Multiprocessing
Best Practices
The default multiprocessing setting is True for ACID, which means that ACID will automatically use all available CPU cores to run the MCMC sampler in parallel. According to emcee documentation, they recommend setting the environment variable: OMP_NUM_THREADS=1. Our testing also showed this setting absolutely necessary for ACID to avoid large transfer overheads. We also recommend setting the environment variable: MKL_NUM_THREADS=1 for similar reasons.
On most standard machines, you can set these two variables to false just before the start of multiprocessing (which ACID does), but in some environments, for unknown reasons, eg. some HPC environments, they must be set either in the terminal with:
export OMP_NUM_THREADS=1
export MKL_NUM_THREADS=1
or right at the top of the page before ALL other imports:
import os
os.environ["OMP_NUM_THREADS"] = "1"
os.environ["MKL_NUM_THREADS"] = "1"
... import numpy as np ... etc.
If they are not set before importing numpy, they will not correctly apply, and running MCMC in parallel will be excrutiatingly slow. If you ever experience unexpectdly slow mcmc times, this is likely why.
We simply just recommend for all users to make sure these are set correctly before ACID is run. ACID will raise an exception in SLURM environments if they are not set when multiprocessing is True, but in other environments, if they are not set, ACID will run but will be extremely slow. You have been warned!

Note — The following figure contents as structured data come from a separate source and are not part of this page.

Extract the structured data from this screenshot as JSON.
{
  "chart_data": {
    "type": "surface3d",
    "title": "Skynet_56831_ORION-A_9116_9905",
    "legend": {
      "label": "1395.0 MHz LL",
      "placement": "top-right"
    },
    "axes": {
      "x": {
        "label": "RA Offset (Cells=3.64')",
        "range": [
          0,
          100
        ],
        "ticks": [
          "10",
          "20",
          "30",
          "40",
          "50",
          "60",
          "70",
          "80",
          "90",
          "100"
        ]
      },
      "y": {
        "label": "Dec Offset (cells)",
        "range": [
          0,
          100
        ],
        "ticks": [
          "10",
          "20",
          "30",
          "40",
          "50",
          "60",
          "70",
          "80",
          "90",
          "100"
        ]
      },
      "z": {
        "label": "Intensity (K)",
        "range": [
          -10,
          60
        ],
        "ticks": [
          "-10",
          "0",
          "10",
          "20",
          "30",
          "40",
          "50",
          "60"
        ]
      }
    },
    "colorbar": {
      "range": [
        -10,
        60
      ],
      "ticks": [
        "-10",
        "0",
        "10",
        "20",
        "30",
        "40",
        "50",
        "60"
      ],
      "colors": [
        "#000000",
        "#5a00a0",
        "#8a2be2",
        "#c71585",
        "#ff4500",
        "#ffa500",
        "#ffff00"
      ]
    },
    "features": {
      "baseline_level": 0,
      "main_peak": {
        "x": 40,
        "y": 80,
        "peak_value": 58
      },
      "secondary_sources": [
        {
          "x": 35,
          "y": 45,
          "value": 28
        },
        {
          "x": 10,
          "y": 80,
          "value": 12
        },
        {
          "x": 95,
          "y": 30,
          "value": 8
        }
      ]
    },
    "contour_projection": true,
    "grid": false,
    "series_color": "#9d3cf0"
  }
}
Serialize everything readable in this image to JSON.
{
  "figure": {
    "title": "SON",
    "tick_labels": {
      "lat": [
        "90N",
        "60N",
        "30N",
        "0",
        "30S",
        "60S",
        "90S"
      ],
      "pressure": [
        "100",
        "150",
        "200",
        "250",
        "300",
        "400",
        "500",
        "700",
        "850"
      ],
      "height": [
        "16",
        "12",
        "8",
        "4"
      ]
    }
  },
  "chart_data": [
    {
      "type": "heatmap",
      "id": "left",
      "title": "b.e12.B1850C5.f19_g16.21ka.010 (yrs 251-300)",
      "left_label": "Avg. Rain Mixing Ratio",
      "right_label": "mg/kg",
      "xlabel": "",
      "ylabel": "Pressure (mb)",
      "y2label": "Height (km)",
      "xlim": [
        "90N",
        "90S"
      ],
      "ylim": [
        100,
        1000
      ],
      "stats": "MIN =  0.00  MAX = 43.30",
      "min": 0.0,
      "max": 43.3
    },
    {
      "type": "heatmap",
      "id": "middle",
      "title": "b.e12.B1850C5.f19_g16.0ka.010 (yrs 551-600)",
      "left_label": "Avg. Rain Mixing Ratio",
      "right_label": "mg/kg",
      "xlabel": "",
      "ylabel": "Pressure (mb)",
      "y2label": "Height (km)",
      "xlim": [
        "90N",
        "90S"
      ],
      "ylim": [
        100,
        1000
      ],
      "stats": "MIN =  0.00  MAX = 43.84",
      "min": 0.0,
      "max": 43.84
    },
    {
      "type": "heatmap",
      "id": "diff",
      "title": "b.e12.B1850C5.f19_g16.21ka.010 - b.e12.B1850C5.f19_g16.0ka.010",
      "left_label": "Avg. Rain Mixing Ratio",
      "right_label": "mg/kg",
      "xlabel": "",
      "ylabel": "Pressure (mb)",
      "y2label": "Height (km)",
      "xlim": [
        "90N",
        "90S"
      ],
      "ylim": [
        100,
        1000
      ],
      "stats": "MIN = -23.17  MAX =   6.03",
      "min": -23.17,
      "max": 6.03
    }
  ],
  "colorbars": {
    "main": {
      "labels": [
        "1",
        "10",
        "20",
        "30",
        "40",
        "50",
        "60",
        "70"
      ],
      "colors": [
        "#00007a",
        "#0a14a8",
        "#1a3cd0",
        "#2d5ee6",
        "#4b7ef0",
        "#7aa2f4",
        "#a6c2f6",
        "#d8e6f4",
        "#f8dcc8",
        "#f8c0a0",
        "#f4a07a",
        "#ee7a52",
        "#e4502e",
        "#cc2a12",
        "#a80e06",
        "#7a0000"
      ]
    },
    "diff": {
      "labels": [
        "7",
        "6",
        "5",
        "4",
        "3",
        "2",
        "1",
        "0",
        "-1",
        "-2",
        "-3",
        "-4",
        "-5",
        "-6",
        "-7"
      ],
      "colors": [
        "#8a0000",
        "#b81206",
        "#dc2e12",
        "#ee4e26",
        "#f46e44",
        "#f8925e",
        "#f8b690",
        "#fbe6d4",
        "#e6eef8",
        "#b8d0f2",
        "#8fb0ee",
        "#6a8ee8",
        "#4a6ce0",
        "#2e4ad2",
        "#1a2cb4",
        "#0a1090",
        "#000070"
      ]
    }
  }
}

Reminder: you can always turn off multiprocessing in ACID by setting parallel=False:
acid = Acid(...)
result = acid.ACID(
..., # other inputs
parallel=False
)
Windows Support
Windows is not supported for multiprocessing as the mp context cannot be set to fork. If a windows system is detected, you will be warned that multiprocessing is not supported and then automatically turned off. This project has otherwise not received extensive testing on Windows, there may be other unforseen issues.